Capa Rota
Analog photography, monoprints, drypoint etching, single-channel video, camera-based performance | dec 2025
This work maps the friction between Hassani’s skin and the fractured surfaces of Buenos Aires. From the worn tiles of Constitución to the cracked pavements near Once, Aiman gathers the city’s damage: an involuntary script etched into its skin. Hassani pairs these urban textures with microscopic images of Aiman's own skin, drawing a shared vocabulary of pressure, memory, and refusal. The grid becomes a site of tension, not order: lines loop, hesitate, scar. They mark not decoration, but resistance.

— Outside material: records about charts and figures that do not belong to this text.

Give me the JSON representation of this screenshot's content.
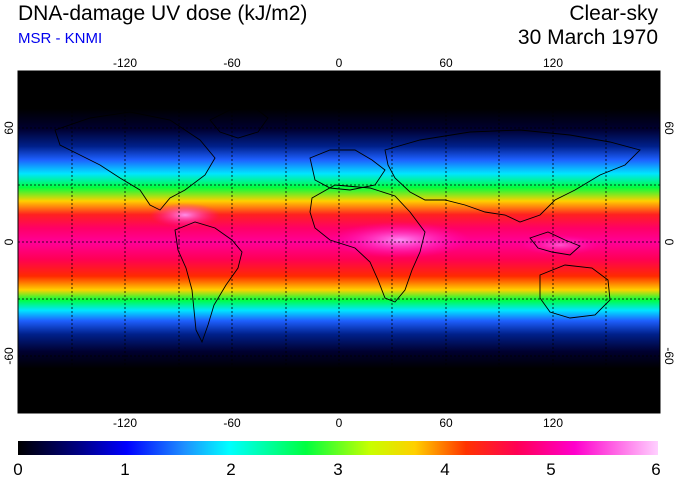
{
  "header": {
    "title": "DNA-damage UV dose (kJ/m2)",
    "credit": "MSR - KNMI",
    "sky_condition": "Clear-sky",
    "date": "30 March 1970"
  },
  "map": {
    "projection": "equirectangular",
    "lon_range": [
      -180,
      180
    ],
    "lat_range": [
      -90,
      90
    ],
    "lon_ticks": [
      "-120",
      "-60",
      "0",
      "60",
      "120"
    ],
    "lat_ticks": [
      "60",
      "0",
      "-60"
    ],
    "graticule": "dashed 30° lines",
    "coastlines": true
  },
  "colorbar": {
    "labels": [
      "0",
      "1",
      "2",
      "3",
      "4",
      "5",
      "6"
    ],
    "min": 0,
    "max": 6,
    "colors": [
      "#000000",
      "#00008b",
      "#1e4bff",
      "#00e5ff",
      "#00ff40",
      "#ffd000",
      "#ff0033",
      "#ff00cc",
      "#ffd0ff"
    ]
  },
  "chart_data": {
    "type": "heatmap",
    "variable": "DNA-damage UV dose (kJ/m2)",
    "colorbar_range": [
      0,
      6
    ],
    "zonal_profile_approx": [
      {
        "lat": 80,
        "value": 0.1
      },
      {
        "lat": 60,
        "value": 0.4
      },
      {
        "lat": 50,
        "value": 1.0
      },
      {
        "lat": 40,
        "value": 2.2
      },
      {
        "lat": 30,
        "value": 3.3
      },
      {
        "lat": 20,
        "value": 4.2
      },
      {
        "lat": 10,
        "value": 4.7
      },
      {
        "lat": 0,
        "value": 5.0
      },
      {
        "lat": -10,
        "value": 4.6
      },
      {
        "lat": -20,
        "value": 3.9
      },
      {
        "lat": -30,
        "value": 3.0
      },
      {
        "lat": -40,
        "value": 2.0
      },
      {
        "lat": -50,
        "value": 1.0
      },
      {
        "lat": -60,
        "value": 0.5
      },
      {
        "lat": -80,
        "value": 0.1
      }
    ]
  }
}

Layered across print, glass, video, and gesture, the work asks: what does skin remember that concrete forgets? What remains after touch, weight, or disappearance?
In the video component, Hassani traces Aiman's own skin through the rhythm of Argentine tango and the ambient noise of the city. The camera moves in rhythmic pulls, from one patch of skin to another, guided by sound rather than spectacle. Skin here is not a dancer, but a landscape: filmed microscopically, fragment by fragment, it becomes a felt terrain. Rhythm emerges not from bodily performance, but from the gaze as it moves: across, around, and in between. Tango and city sounds don’t score a dance; they structure a way of looking, of sensing, of returning. Each medium carries its own friction: between body and structure, surface and imprint, imposed rhythm and embodied timing.